Wednesday, November 12, 2008

A Weekend With A Mustache: A Social Experiment

Part Two: The Plight of Tom Selleck.

Its been a week or two since I first posted my blog about my little stash experiment and now here is the much anticipated second installment of my life as a mustached man. I think it would be good to start out with a little bit about this experiment and what my intentions were in performing such an awesome feat.
When I first decided to keep my mustache a couple Saturdays back, I did so because I wanted a real-life look at what it is to have a mustache in modern 21st century America. Having a mustache to go along with my police uniform for Halloween was great, but I didn’t want such an aw-inspiring thing to be wasted or taken lightly as just some sort of humorous accessory. For this reason I knew I needed a more accurate look at what life is like for these incredible men (and some Italian women). Much like a great actor researching a part for a movie, I wanted to delve into the psyche of the mustached man. I wanted to eat, drink, sleep, drink, shower, walk, drink, talk, drink, and just all out live “Mustache.” I wanted young men to look at me with envious admiration. I wanted women to shoot me scandalous, come-hither looks as if to say “you have a mustache and its not at all creepy.”
Now that you know my purpose, let’s just get right into it shall we? Many people take the mustache for granted, like it’s a simple outcropping which lives above a man’s lip, but truth be told there’s some history there. The word mustache itself comes from the French moustache, which is derived from the Italian mustaccio, from Medieval Greek moustakion which originates from the Greek mustax (mustak-) meaning “fucking sweet”. The mustache has had a rather spotted past with many ups and downs. The first known mustache dates all the way back to 300 BC to a portrait of a Scythian man on horseback sporting a rather impressive stash. Throughout history it has been a sign of nobility, poverty, power, rank, and of course sexual prowess. In many Western cultures the mustache was actually a requirement for military soldiers, serving as a symbol of rank or status. Higher the rank, cooler the stash (see civil war generals).
Throughout history the number of mustache styles has been rivaled only by the number of men who have adorned them. Some of the most note-worthy, and influential (for better or for worse) mustached men include: Joseph Stalin, Mark Twian, Adolph Hitler, Salvador Dali, Albert Einstein, Frank Zappa, Dennis Eckersley, Freddy Mercury, John Holmes, Derek Sanderson, Ned Flanders, Joe Dirt, and of course famed “Mike Tyson‘s Punchout“ boxer, Bald Bull.
Now that we know a little bit about the significant role the mustache has played in shaping the world today, let us move on to my own personal mustache experience. Up until now I have glorified the mustached man, however the life of Stashius Americanus is not all wine and roses. There are many aspects of having a mustache that most people don’t realize, for instance did you know that if you have a mustache the only cologne you are allowed to wear is either Stetson, or English Leather (though we are working on Sex Panther by Odion)? Also did you know that if you go to a bar and order a drink, no matter what you order they will always only bring you a shot of jack and an Old Milwaukee Tall. Its pretty screwed up. Also if you smoke, no cigarette other than a Marb Red will light. I’m serious you go to light it and it goes right out.

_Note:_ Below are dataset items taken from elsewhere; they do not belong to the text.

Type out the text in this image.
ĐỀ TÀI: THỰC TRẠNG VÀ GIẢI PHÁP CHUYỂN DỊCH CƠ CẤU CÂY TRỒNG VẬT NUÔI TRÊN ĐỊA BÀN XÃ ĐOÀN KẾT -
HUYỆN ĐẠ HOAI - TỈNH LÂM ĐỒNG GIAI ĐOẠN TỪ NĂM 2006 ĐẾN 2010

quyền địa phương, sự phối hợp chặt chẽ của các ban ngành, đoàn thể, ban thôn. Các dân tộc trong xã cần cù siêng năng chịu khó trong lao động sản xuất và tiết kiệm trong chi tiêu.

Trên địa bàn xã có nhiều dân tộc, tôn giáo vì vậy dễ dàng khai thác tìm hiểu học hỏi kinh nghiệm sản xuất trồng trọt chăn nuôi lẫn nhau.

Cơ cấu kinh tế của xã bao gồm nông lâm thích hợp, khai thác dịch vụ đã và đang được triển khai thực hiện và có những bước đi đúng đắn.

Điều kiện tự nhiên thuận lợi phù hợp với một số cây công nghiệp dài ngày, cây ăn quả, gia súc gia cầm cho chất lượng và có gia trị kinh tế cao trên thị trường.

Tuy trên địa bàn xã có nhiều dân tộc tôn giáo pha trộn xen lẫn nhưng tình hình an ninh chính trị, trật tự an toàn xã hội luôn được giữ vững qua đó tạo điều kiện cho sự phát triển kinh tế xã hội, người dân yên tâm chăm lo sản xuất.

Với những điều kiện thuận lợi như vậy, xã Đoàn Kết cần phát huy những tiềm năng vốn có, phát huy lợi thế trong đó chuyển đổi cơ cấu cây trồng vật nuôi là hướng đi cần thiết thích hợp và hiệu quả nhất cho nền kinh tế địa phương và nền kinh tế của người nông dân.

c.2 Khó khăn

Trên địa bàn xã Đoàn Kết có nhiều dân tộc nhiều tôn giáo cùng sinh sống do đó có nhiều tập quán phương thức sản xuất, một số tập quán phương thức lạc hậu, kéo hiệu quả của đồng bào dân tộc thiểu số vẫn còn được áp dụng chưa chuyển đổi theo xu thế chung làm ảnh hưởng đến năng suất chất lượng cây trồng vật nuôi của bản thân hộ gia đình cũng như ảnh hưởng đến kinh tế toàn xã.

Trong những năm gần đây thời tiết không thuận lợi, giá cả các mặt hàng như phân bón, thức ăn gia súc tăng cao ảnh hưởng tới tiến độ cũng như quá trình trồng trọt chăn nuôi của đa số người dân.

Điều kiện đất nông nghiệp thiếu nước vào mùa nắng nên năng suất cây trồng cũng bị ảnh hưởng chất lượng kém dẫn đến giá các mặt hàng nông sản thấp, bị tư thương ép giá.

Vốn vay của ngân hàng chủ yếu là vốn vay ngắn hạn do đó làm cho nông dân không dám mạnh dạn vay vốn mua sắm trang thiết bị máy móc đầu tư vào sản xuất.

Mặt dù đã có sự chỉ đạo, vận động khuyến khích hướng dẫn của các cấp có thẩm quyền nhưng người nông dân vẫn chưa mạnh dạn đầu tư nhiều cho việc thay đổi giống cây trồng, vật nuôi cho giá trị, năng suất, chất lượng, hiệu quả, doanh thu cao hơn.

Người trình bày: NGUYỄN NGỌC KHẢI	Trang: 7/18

And you have to use either matches, or a zippo that has the Jim Beam logo on it. Luckily I drive a pick-up, otherwise I’d have to walk everywhere. Or ride a horse who would also have to have a mustache which I’m not sure is even possible. Breakfast is particularly difficult. All you’re allowed to have is black coffee, cigarettes, and the Denny’s grand slam. You’re expected to dip during job interviews. People constantly mistake you for John Oates and ask you to sing ”Maneater”. If you get admitted to the hospital, no matter what ails you, they give you two Aspirin and tell you to stop being such a pussy. Ten AM is too late to begin drinking. No sports involving extensive running will work as you are constantly in boots. Finally you are required to visit a lumber yard at least once a day.
It is true that the life of the mustached man is one riddled with many different challenges, but if you can get by all that, you will find that having a mustache can be quite rewarding. I would be lying if I said I was 100% happy to shave my mustache on that cold gray Monday evening. I knew I looked good. I knew my friends wanted to be like me, wanted to wield such a chick-slaying weapon as I had done with such poise and class the three days prior. However out of fear of getting thrown out by Jule, and in order to avoid constant arm wrestling challenges at work, I knew that my personal stash-bashery, like all good things, must come to end. So in the same way I had brought my mustache into this world three days earlier, I would have to remove it…………with a razor in my hand, and a tear in my eye.




1 comment:

Scratch Head said...

That, my friend, was amazing! Thinking about changing my vote on "The Decks" blog to Just Stop it so yours would be the only one! Gold! no not Gold....SOLID FUCKING GOLD!!! Well done!